Notes of a Native Son by James Baldwin 1955

James Baldwin (1934-1987) was one of the most articulate, angry, and influential Black writers of the mid-20thC.  I first encountered his remarkable ‘The Fire Next Time’ in 1963 when it was among the required reading books for freshman entering Harvard that fall.

This collection of ten essays which originally appeared in Harper’s, Partisan Review, and the New Leader was listed as #19 on the Modern Library’s list of the 100 best non-fiction books of the 20th C.

In some ways, the essays feel dated as he refers to ‘Negroes’ and describes his experiences as a student in post-WWII Paris and his winters living in a small village in Switzerland.  The pre-internet differences in culture, customs, and racial relations felt very different from today.  In other ways, however, Baldwin’s anger about the Black male’s need to live two different lives, the one true to himself while also living the nightmare of being trapped in America’s racial tensions.  Baldwin describes the need to act based on“the American Negro’s education that he must make people ‘like’ him.  This smile-and-the-world-smiles-with-you routine worked about as well in Paris as it had in the situtation for which it was designed, which is to say that it did not work at all.”  This description of the double life a Negro had to live is very similar to W.E.Du Bois’ ‘veil’ which he characterizes the need to behave in a false way in his ‘Souls of Black Folks’ book of 1903.

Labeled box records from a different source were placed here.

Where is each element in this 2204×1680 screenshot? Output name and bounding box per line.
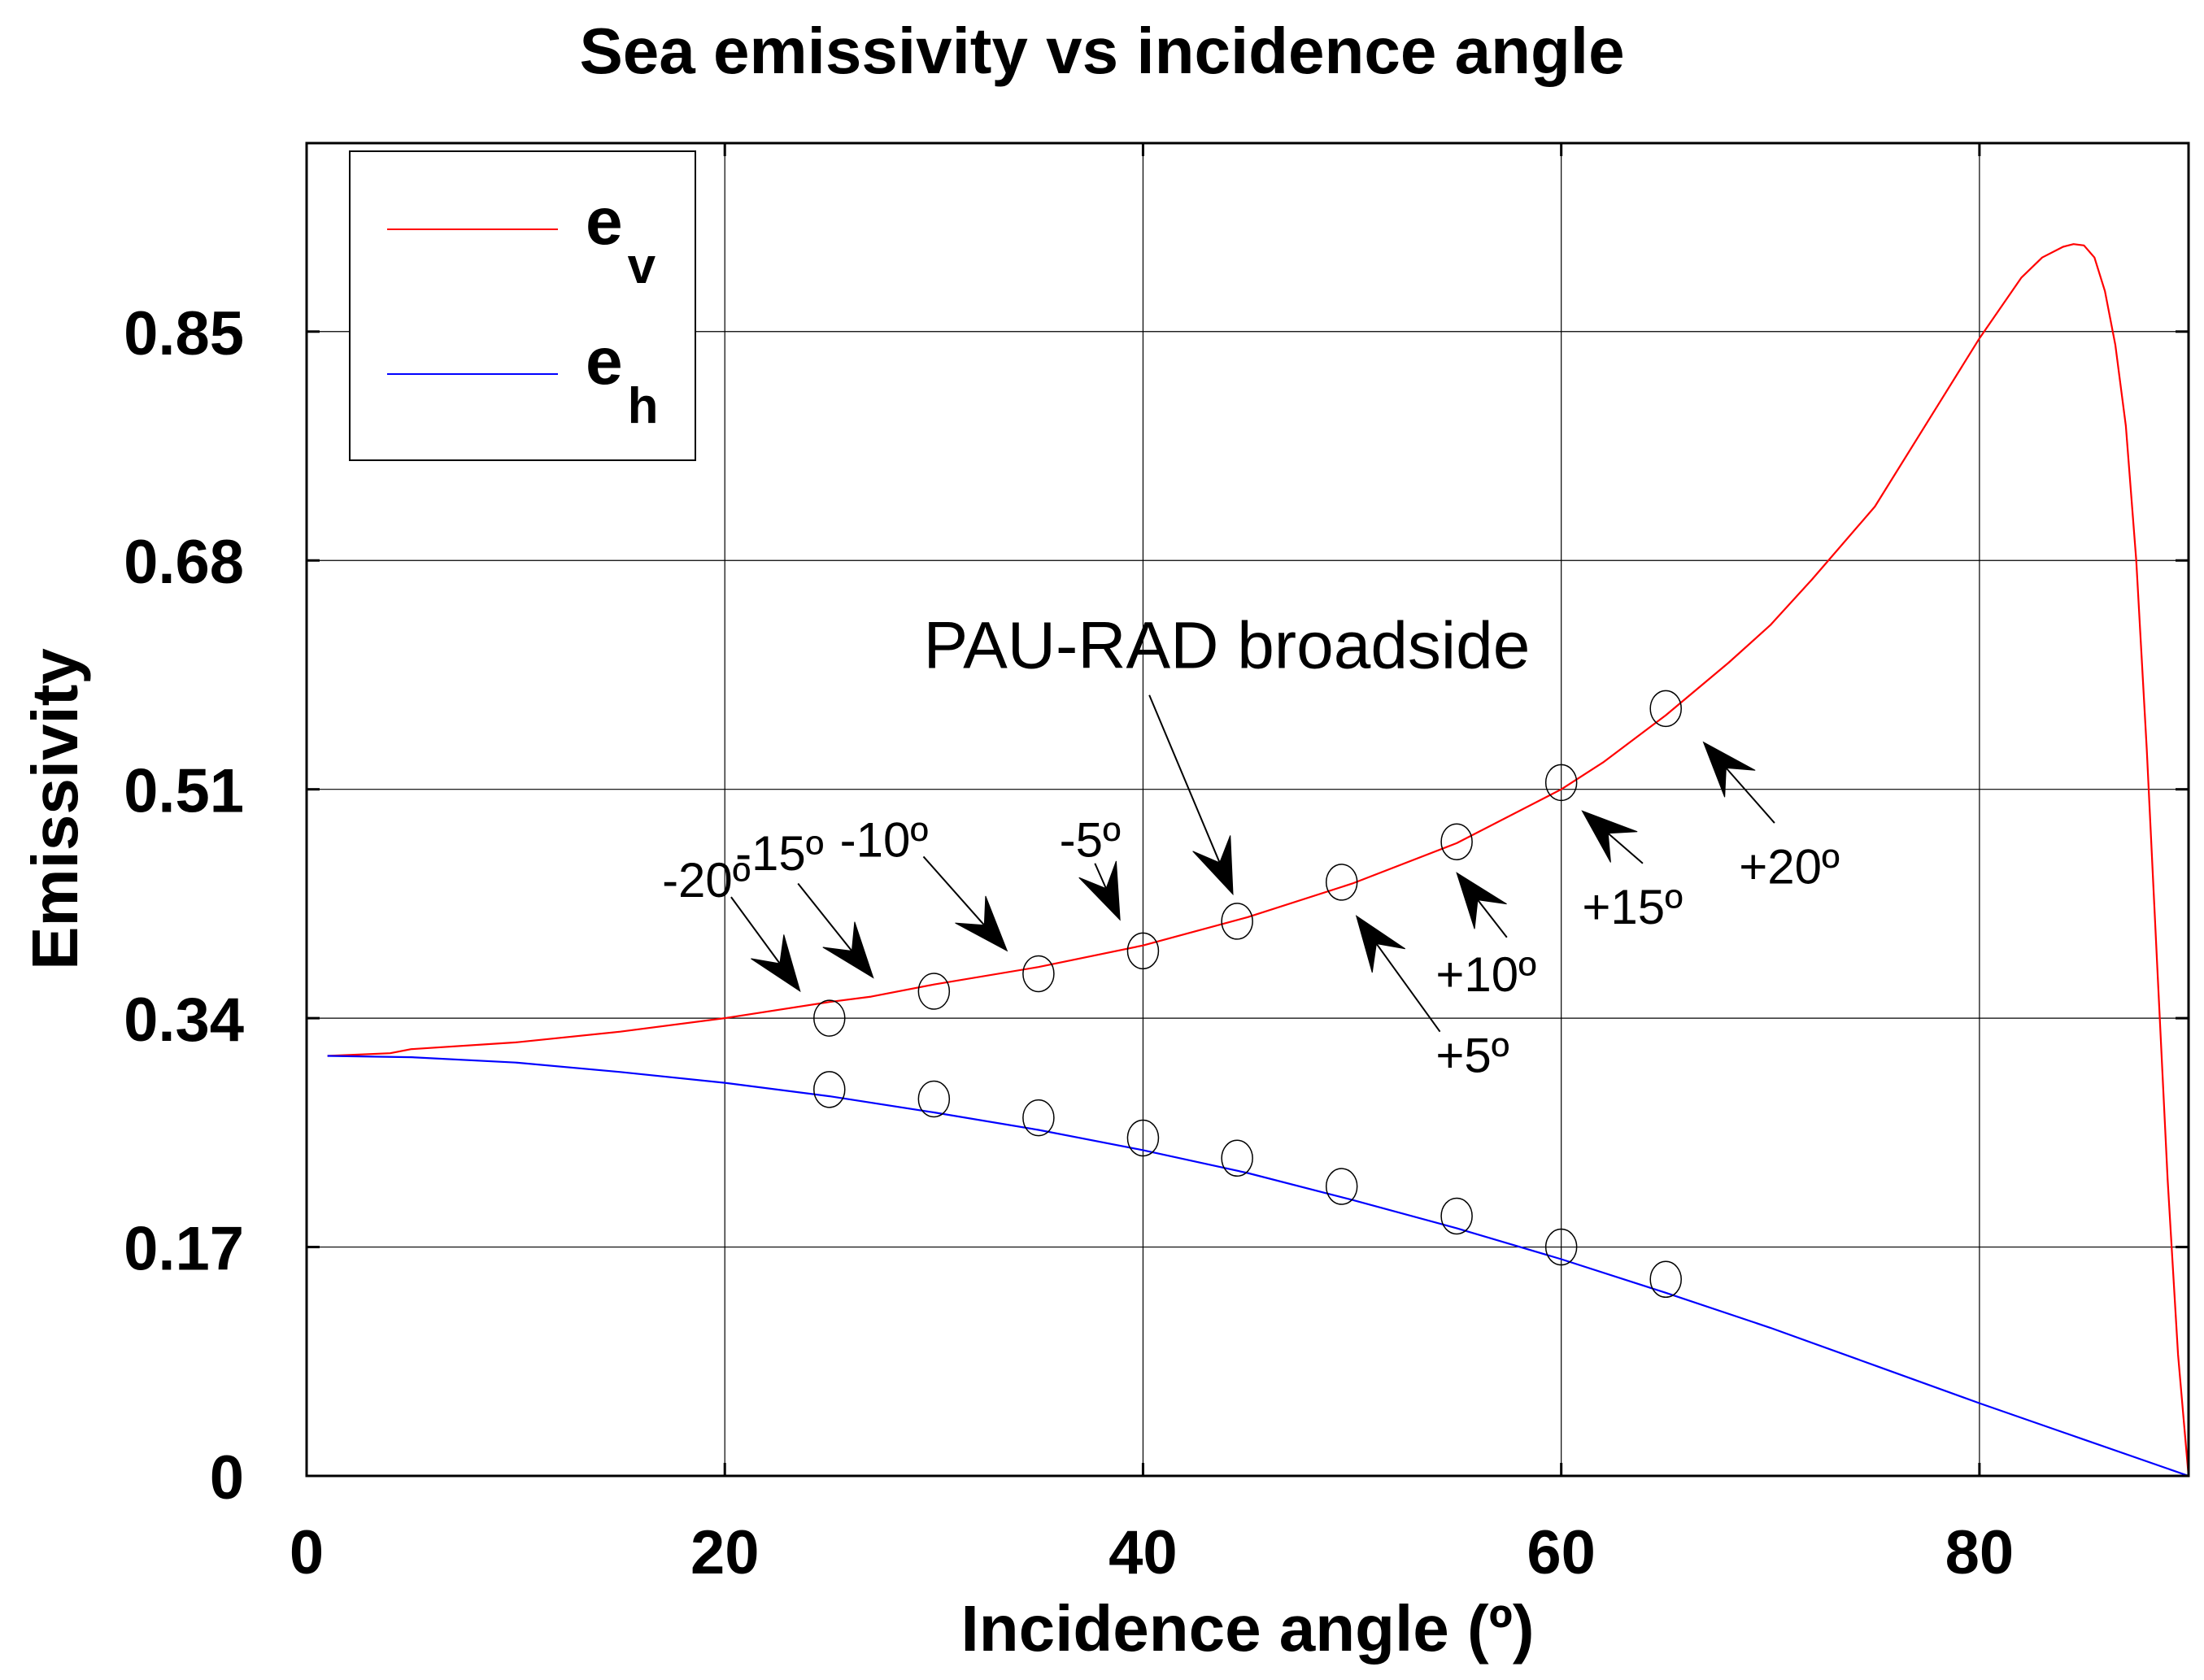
arrow-head	[1456, 872, 1507, 929]
marker-eh	[813, 1071, 846, 1108]
y-tick-label: 0	[210, 1443, 244, 1512]
arrow-head	[955, 895, 1008, 952]
marker-ev	[917, 973, 951, 1010]
annotation-label: -10º	[840, 812, 929, 867]
arrow-head	[1078, 860, 1121, 921]
annotation-label: PAU-RAD broadside	[923, 609, 1530, 683]
annotation-arrow	[1148, 694, 1234, 896]
x-tick-label: 40	[1109, 1518, 1178, 1587]
annotation-arrow	[797, 882, 874, 979]
arrow-shaft	[1148, 694, 1221, 864]
marker-eh	[1221, 1139, 1253, 1177]
arrow-head	[1192, 835, 1234, 896]
y-axis-label: Emissivity	[19, 648, 91, 970]
x-tick-label: 60	[1527, 1518, 1596, 1587]
series-layer	[327, 243, 2190, 1478]
arrow-head	[822, 921, 874, 979]
marker-eh	[1126, 1119, 1160, 1157]
plot-frame	[305, 141, 2190, 1478]
legend: ev eh	[349, 150, 696, 461]
legend-label-ev: ev	[586, 185, 656, 294]
axis-ticks: 0 20 40 60 80 0 0.17 0.34 0.51 0.68 0.85	[124, 143, 2189, 1587]
arrow-shaft	[922, 855, 986, 926]
annotation-arrow	[1456, 872, 1508, 938]
annotation-label: +10º	[1435, 947, 1536, 1002]
y-tick-label: 0.85	[124, 299, 244, 368]
arrow-shaft	[730, 896, 781, 964]
annotations: -20º-15º -10º -5º +5º +10º +15º +20º PAU-RAD br…	[662, 609, 1840, 1083]
annotation-label: -15º	[735, 826, 824, 881]
arrow-shaft	[1607, 832, 1644, 864]
arrow-shaft	[1725, 767, 1775, 824]
marker-ev	[1126, 932, 1160, 970]
y-tick-label: 0.68	[124, 528, 244, 597]
sample-markers	[813, 690, 1682, 1299]
marker-ev	[1022, 955, 1055, 993]
series-line-eh	[327, 1055, 2189, 1478]
arrow-shaft	[1094, 863, 1107, 890]
arrow-shaft	[1375, 942, 1441, 1033]
x-tick-label: 20	[690, 1518, 760, 1587]
marker-eh	[1440, 1197, 1473, 1235]
arrow-head	[751, 934, 801, 993]
marker-eh	[917, 1080, 951, 1118]
annotation-arrow	[1355, 915, 1441, 1033]
y-tick-label: 0.51	[124, 757, 244, 826]
marker-eh	[1325, 1168, 1358, 1205]
x-tick-label: 0	[290, 1518, 324, 1587]
arrow-shaft	[1477, 899, 1508, 938]
legend-label-eh: eh	[586, 324, 658, 434]
annotation-label: +15º	[1582, 880, 1683, 934]
arrow-shaft	[797, 882, 853, 952]
annotation-arrow	[922, 855, 1008, 952]
annotation-label: -20º	[662, 853, 751, 907]
marker-ev	[1649, 690, 1682, 728]
series-line-ev	[327, 243, 2190, 1477]
arrow-head	[1355, 915, 1406, 973]
marker-eh	[1649, 1260, 1682, 1299]
marker-ev	[1440, 823, 1473, 860]
x-tick-label: 80	[1945, 1518, 2015, 1587]
annotation-label: -5º	[1060, 812, 1121, 867]
y-tick-label: 0.34	[124, 986, 244, 1055]
marker-ev	[1325, 864, 1358, 901]
arrow-head	[1702, 741, 1756, 798]
y-tick-label: 0.17	[124, 1215, 244, 1284]
x-axis-label: Incidence angle (º)	[961, 1592, 1535, 1665]
annotation-label: +5º	[1435, 1028, 1509, 1082]
arrow-head	[1581, 810, 1638, 863]
marker-ev	[1221, 903, 1253, 940]
legend-box	[349, 150, 696, 461]
annotation-arrow	[1581, 810, 1644, 864]
marker-ev	[1544, 764, 1578, 802]
annotation-arrow	[1078, 860, 1121, 921]
marker-ev	[813, 999, 846, 1037]
annotation-arrow	[730, 896, 801, 993]
annotation-arrow	[1702, 741, 1775, 824]
annotation-label: +20º	[1739, 840, 1840, 894]
marker-eh	[1544, 1228, 1578, 1266]
chart-title: Sea emissivity vs incidence angle	[579, 15, 1624, 87]
grid	[307, 143, 2189, 1476]
marker-eh	[1022, 1099, 1055, 1137]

Baldwin is angry, what he refers to as ‘the rage of the disesteemed’ and while in 1963 he finds that in some respects, the lot of Black people in America has improved from the horrors of slavery and Jim Crow, he concludes his final essay with the observation that “One of the things that distinguishes Amerians from other people is that no other people has ever been so deeply involved in the lives of black men, and vice versa. This fact faced, with all its implications, it can be seen that the history of the American Negro problem is not merely shameful, it is also something of an achievement.  For even when the worst has been said, it must also be added that the perpetual challenge posed by this problem was always, somehow, met.  It is precisely this black-white experience which may prove of indispensable value to us in the world we face today. This world is white no longer, and it will never be white again.”

Seventy years later, Baldwin’s predictions are largely true.  America has had a Black president and Blacks are present in leadership roles in board rooms, university presidents’ offices, the Cabinet and Congress, and yet, we continue to face racism (e.g. George Floyd), violence, and persistent inequality.  All these years later, reading Baldwin remains informative and important.